Lesko Catherine R, Ackerman Benjamin, Webster-Clark Michael, Edwards Jessie K
Department of Epidemiology, Johns Hopkins School of Public Health, Baltimore, MD.
Department of Biostatistics, Johns Hopkins School of Public Health, Baltimore, MD.
Curr Epidemiol Rep. 2020 Sep;7(3):117-124. doi: 10.1007/s40471-020-00239-0. Epub 2020 Jun 30.
"Target bias" is the difference between an estimate of association from a study sample and the causal effect in the target population of interest. It is the sum of internal and external bias.
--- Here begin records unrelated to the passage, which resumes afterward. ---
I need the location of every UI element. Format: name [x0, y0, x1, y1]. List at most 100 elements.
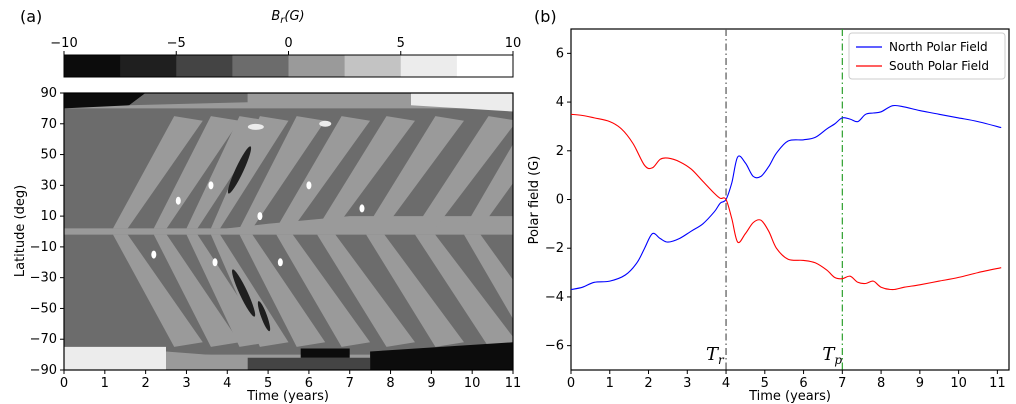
legend-entry-1: South Polar Field [889, 59, 989, 73]
south-cap-end [370, 342, 513, 370]
a-ytick-label-2: −50 [30, 301, 57, 316]
south-cap-dark [247, 357, 371, 370]
north-white-patch-2 [319, 120, 332, 127]
north-band-1 [153, 116, 240, 229]
panel-a-ylabel: Latitude (deg) [13, 185, 28, 277]
north-band-0 [113, 116, 203, 229]
series-line-north [570, 104, 1002, 291]
colorbar-segment-3 [232, 55, 289, 77]
bright-spot-3 [306, 181, 312, 190]
panel-a-xlabel: Time (years) [246, 389, 329, 404]
a-ytick-label-7: 50 [40, 148, 57, 163]
colorbar-label-sub: r [280, 15, 285, 26]
colorbar-segment-7 [456, 55, 514, 77]
heatmap-bands [64, 93, 513, 370]
a-ytick-label-8: 70 [40, 117, 57, 132]
north-band-8 [415, 116, 513, 229]
north-band-9 [464, 144, 513, 229]
a-xtick-label-6: 6 [305, 376, 313, 391]
north-band-3 [210, 116, 289, 229]
b-xtick-label-5: 5 [761, 376, 769, 391]
north-band-7 [366, 116, 464, 229]
south-band-5 [276, 234, 371, 347]
b-ytick-label-3: 0 [556, 193, 564, 208]
a-xtick-label-9: 9 [427, 376, 435, 391]
panel-b-series [570, 104, 1002, 291]
colorbar-ticks: −10 −5 0 5 10 [50, 36, 521, 55]
colorbar-segment-5 [344, 55, 402, 77]
a-ytick-label-6: 30 [40, 178, 57, 193]
b-ytick-label-5: 4 [556, 95, 564, 110]
bright-spot-7 [277, 258, 283, 267]
bright-spot-2 [257, 212, 263, 221]
a-ytick-label-1: −70 [30, 332, 57, 347]
panel-b-y-ticks: −6 −4 −2 0 2 4 6 [545, 46, 571, 354]
north-cap-start [64, 93, 146, 109]
panel-a-label: (a) [20, 7, 42, 26]
bright-spot-0 [208, 181, 214, 190]
north-band-5 [276, 116, 371, 229]
south-band-6 [317, 234, 415, 347]
colorbar-segment-4 [288, 55, 346, 77]
a-xtick-label-5: 5 [264, 376, 272, 391]
south-band-9 [464, 234, 513, 319]
north-band-6 [317, 116, 415, 229]
b-xtick-label-3: 3 [683, 376, 691, 391]
colorbar [63, 54, 514, 78]
panel-a-x-ticks: 0 1 2 3 4 5 6 7 8 9 10 11 [60, 370, 521, 391]
south-band-7 [366, 234, 464, 347]
north-white-patch [247, 123, 264, 130]
a-ytick-label-0: −90 [30, 363, 57, 378]
marker-label-0: Tr [706, 344, 725, 367]
a-xtick-label-0: 0 [60, 376, 68, 391]
b-xtick-label-0: 0 [567, 376, 575, 391]
colorbar-segment-6 [400, 55, 458, 77]
north-band-4 [239, 116, 326, 229]
colorbar-tick-label-2: 0 [284, 36, 292, 51]
a-xtick-label-4: 4 [223, 376, 231, 391]
colorbar-tick-label-3: 5 [397, 36, 405, 51]
south-band-8 [415, 234, 513, 347]
a-xtick-label-1: 1 [101, 376, 109, 391]
a-xtick-label-3: 3 [182, 376, 190, 391]
north-cap-end [411, 93, 513, 112]
b-xtick-label-11: 11 [989, 376, 1006, 391]
south-dark-streak [232, 269, 256, 317]
south-band-0 [113, 234, 203, 347]
colorbar-tick-label-1: −5 [167, 36, 186, 51]
b-ytick-label-6: 6 [556, 46, 564, 61]
b-xtick-label-10: 10 [950, 376, 967, 391]
bright-spot-6 [151, 250, 157, 259]
a-ytick-label-9: 90 [40, 86, 57, 101]
b-ytick-label-4: 2 [556, 144, 564, 159]
b-xtick-label-1: 1 [606, 376, 614, 391]
legend-box [848, 32, 1006, 80]
bright-spot-4 [359, 204, 365, 213]
south-dark-streak-2 [257, 301, 271, 332]
butterfly-heatmap [64, 93, 513, 370]
colorbar-segment-2 [176, 55, 233, 77]
heatmap-frame [63, 92, 514, 371]
south-band-1 [153, 234, 240, 347]
north-cap-light [247, 93, 411, 106]
b-xtick-label-8: 8 [877, 376, 885, 391]
series-line-south [570, 113, 1002, 291]
legend-entry-0: North Polar Field [889, 40, 988, 54]
b-ytick-label-1: −4 [545, 290, 564, 305]
bright-spot-5 [175, 196, 181, 205]
colorbar-tick-label-0: −10 [50, 36, 77, 51]
colorbar-segment-1 [120, 55, 177, 77]
north-dark-streak [227, 146, 252, 194]
b-xtick-label-2: 2 [644, 376, 652, 391]
a-xtick-label-7: 7 [346, 376, 354, 391]
b-xtick-label-6: 6 [799, 376, 807, 391]
marker-label-1: Tp [822, 344, 842, 367]
equator-band [64, 228, 513, 235]
panel-b-legend: North Polar Field South Polar Field [848, 32, 1006, 80]
a-xtick-label-8: 8 [386, 376, 394, 391]
north-cap-mid [129, 93, 248, 106]
panel-b-x-ticks: 0 1 2 3 4 5 6 7 8 9 10 11 [567, 370, 1006, 391]
panel-b-xlabel: Time (years) [748, 389, 831, 404]
colorbar-label: Br(G) [271, 9, 304, 26]
a-ytick-label-5: 10 [40, 209, 57, 224]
Given the extensive literature on internal validity, here, we review threats and methods to improve external validity.
External bias may arise when the distribution of modifiers of the effect of treatment differs between the study sample and the target population. Methods including those based on modeling the outcome, modeling sample membership, and doubly robust methods are available, assuming data on the target population is available.
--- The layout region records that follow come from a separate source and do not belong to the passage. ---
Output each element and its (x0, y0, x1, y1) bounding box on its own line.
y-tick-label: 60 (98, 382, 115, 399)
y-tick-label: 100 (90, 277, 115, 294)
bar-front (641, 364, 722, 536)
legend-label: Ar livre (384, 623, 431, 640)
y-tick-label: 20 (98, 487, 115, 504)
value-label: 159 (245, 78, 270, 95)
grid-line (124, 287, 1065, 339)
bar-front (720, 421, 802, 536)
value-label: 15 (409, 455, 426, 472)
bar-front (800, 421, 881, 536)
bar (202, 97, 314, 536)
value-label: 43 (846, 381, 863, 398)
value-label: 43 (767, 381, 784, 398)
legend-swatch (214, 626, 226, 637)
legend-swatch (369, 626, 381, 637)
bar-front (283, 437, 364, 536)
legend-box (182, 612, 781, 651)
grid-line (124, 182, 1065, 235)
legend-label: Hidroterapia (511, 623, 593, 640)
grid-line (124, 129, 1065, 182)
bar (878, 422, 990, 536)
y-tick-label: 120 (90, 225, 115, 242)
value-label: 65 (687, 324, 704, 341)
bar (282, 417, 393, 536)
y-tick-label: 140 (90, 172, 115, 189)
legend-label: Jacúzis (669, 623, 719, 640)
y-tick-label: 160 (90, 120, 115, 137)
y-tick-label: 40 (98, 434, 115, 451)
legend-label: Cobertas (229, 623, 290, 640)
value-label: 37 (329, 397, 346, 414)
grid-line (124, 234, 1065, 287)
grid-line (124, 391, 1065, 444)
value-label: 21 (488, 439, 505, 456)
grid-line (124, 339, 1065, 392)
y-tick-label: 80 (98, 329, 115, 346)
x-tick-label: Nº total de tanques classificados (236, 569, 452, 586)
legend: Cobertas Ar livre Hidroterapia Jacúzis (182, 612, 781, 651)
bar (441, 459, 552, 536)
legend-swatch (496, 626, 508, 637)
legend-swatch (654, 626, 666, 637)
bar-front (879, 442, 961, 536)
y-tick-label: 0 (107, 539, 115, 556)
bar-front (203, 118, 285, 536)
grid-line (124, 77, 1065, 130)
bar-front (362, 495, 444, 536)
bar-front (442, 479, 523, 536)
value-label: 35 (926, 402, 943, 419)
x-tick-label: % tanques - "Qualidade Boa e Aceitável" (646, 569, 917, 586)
The relevance of information for making policy decisions is dependent on both the actions that were studied and the sample in which they were evaluated. Combining methods for addressing internal and external validity can improve the policy relevance of study results.
“目标偏倚”是指研究样本中关联估计值与目标感兴趣人群中的因果效应之间的差异。它是内部偏倚和外部偏倚的总和。鉴于关于内部效度的文献广泛,在此我们综述影响外部效度的因素及提高外部效度的方法。
当研究样本与目标人群中治疗效果修饰因素的分布不同时,可能会出现外部偏倚。假设可获得目标人群的数据,有多种方法可用,包括基于结局建模、样本成员建模和双重稳健方法。
用于制定政策决策的信息的相关性既取决于所研究的行动,也取决于评估这些行动的样本。综合解决内部效度和外部效度的方法可提高研究结果与政策的相关性。